With the feel of an old-world fairy tale, the tragic ‘Broken’ plumbs the bittersweet consequences of true love, when the rulers of two warring kingdoms unite their nations via the arranged marriage of their eldest children. The brilliant flash fiction entry ‘Loop’ is as fascinating for its experimental visual style as for the mournful story it tells.

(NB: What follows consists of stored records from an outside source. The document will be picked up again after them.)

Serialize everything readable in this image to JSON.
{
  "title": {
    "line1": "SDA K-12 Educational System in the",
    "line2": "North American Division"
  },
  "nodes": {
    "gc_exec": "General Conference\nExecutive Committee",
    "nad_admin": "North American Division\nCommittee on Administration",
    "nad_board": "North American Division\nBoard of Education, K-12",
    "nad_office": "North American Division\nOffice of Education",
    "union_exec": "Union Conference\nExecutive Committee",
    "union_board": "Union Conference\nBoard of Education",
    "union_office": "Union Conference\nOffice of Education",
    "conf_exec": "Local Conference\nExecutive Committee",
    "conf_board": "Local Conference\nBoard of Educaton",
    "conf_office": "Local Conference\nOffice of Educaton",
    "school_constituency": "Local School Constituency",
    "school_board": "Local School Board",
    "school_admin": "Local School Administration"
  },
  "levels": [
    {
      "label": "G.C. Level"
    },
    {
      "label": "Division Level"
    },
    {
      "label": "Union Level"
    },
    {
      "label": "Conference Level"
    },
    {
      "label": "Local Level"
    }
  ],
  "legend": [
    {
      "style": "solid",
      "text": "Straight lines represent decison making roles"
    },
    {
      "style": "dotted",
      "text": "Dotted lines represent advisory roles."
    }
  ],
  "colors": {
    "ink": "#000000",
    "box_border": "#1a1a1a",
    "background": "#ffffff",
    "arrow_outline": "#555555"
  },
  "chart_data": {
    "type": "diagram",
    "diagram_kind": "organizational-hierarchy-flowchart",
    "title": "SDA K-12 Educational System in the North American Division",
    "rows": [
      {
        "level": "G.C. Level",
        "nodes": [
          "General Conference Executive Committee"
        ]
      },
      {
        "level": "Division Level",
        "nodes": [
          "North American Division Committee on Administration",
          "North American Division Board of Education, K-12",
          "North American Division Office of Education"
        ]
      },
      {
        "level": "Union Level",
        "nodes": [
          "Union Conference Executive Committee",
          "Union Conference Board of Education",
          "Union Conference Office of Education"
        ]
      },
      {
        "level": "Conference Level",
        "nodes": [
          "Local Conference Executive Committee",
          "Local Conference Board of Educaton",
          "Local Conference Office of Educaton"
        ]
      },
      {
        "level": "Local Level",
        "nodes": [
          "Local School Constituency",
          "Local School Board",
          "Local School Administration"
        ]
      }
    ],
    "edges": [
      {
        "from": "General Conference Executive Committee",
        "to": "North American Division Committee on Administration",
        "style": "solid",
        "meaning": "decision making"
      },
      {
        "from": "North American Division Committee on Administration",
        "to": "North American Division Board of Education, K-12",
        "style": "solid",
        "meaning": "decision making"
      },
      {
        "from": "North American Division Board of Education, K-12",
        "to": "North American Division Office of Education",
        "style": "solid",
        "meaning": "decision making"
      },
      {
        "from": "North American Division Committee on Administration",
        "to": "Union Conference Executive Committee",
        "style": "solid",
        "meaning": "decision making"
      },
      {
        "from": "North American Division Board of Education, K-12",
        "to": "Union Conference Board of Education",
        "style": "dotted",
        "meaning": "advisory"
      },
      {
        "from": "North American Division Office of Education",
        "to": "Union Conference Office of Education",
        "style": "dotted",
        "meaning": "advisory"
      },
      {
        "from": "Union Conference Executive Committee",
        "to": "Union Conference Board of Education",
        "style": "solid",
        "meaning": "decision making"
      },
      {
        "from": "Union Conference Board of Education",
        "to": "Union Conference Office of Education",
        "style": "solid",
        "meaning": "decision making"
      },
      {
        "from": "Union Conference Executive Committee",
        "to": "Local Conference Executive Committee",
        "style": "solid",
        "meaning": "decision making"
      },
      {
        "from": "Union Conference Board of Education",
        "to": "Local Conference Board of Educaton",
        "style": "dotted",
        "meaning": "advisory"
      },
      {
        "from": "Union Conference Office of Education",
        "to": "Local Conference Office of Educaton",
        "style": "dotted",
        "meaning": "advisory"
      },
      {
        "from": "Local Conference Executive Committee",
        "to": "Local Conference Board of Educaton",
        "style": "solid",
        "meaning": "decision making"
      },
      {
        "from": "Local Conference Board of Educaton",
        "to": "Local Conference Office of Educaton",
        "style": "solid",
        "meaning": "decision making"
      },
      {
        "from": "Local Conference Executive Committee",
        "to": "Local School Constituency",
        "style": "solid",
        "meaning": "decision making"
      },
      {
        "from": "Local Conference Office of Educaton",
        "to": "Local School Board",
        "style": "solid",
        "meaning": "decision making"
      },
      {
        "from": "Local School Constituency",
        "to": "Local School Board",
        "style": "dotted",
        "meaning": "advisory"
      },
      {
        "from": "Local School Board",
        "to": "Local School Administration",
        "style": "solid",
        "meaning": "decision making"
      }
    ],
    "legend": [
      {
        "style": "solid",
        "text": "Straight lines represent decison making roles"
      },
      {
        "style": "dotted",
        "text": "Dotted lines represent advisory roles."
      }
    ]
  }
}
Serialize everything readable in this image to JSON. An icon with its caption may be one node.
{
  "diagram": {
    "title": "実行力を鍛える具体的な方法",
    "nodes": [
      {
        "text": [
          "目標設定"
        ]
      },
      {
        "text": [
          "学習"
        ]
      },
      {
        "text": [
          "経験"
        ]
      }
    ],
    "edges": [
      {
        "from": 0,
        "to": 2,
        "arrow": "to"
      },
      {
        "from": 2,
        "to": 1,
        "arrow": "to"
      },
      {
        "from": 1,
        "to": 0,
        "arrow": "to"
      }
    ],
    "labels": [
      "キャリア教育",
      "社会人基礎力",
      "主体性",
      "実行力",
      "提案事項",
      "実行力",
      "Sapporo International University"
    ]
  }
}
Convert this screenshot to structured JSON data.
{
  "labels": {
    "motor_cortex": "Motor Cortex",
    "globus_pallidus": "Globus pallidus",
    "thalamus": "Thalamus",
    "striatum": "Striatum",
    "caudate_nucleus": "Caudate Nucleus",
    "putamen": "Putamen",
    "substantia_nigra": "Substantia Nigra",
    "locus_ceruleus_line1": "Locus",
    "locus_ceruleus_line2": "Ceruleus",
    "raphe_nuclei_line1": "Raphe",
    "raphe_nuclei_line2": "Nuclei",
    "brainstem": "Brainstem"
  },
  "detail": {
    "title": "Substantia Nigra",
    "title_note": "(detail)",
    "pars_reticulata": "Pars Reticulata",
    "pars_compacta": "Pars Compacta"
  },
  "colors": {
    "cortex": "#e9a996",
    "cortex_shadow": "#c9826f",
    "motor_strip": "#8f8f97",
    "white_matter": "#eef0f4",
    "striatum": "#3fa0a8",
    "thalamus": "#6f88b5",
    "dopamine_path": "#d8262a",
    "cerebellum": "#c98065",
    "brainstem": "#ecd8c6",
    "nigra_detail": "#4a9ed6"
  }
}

Aggravated with her immature boyfriend and a boorish, bullying boss, officer-worker Laura finds cathartic release through murder in the darkly comic ‘Blood And Coffee’. And when overweight Billie is goaded into stomach bypass surgery by her fatphobic husband, the dreadful result as her body wastes away culminates with a literal gut-wrenching climax in ‘Gastric’.

Yet the blue ribbon of Marceau’s collection is undoubtedly the high-concept ‘The Only Thing To Fear’. Set in an alternate world where shape-shifting loup-garous are a common, if not accepted, segment of the population, sweet teenager Gwen’s anxiety that she may be afflicted with the monstrous morphing trait compounds the ill-treatment she’s received from her boyfriend. But will she choose to use her newfound animal side for revenge?

If there’s a fault in Femina it’s that the pages pass too quickly. Brevity may be the soul of wit, but with an author of such keen ability an audience wants as much material as it can get. That said, Marceau is at the forefront of a new wave of female indie horror writers, and anyone seeking a quick Tales From The Crypt thrill will find much to love here. Blood gushes, spurts and sprays in a variety of clever, crafty and creative ways, but beneath any mayhem lurks the fascinating, tragic, beautiful and sometimes sad workings of the human soul.

Femina hereby earns a well-earned 4 (out of 5) on my Fang Scale. I can’t wait to see what worlds Marceau creates next.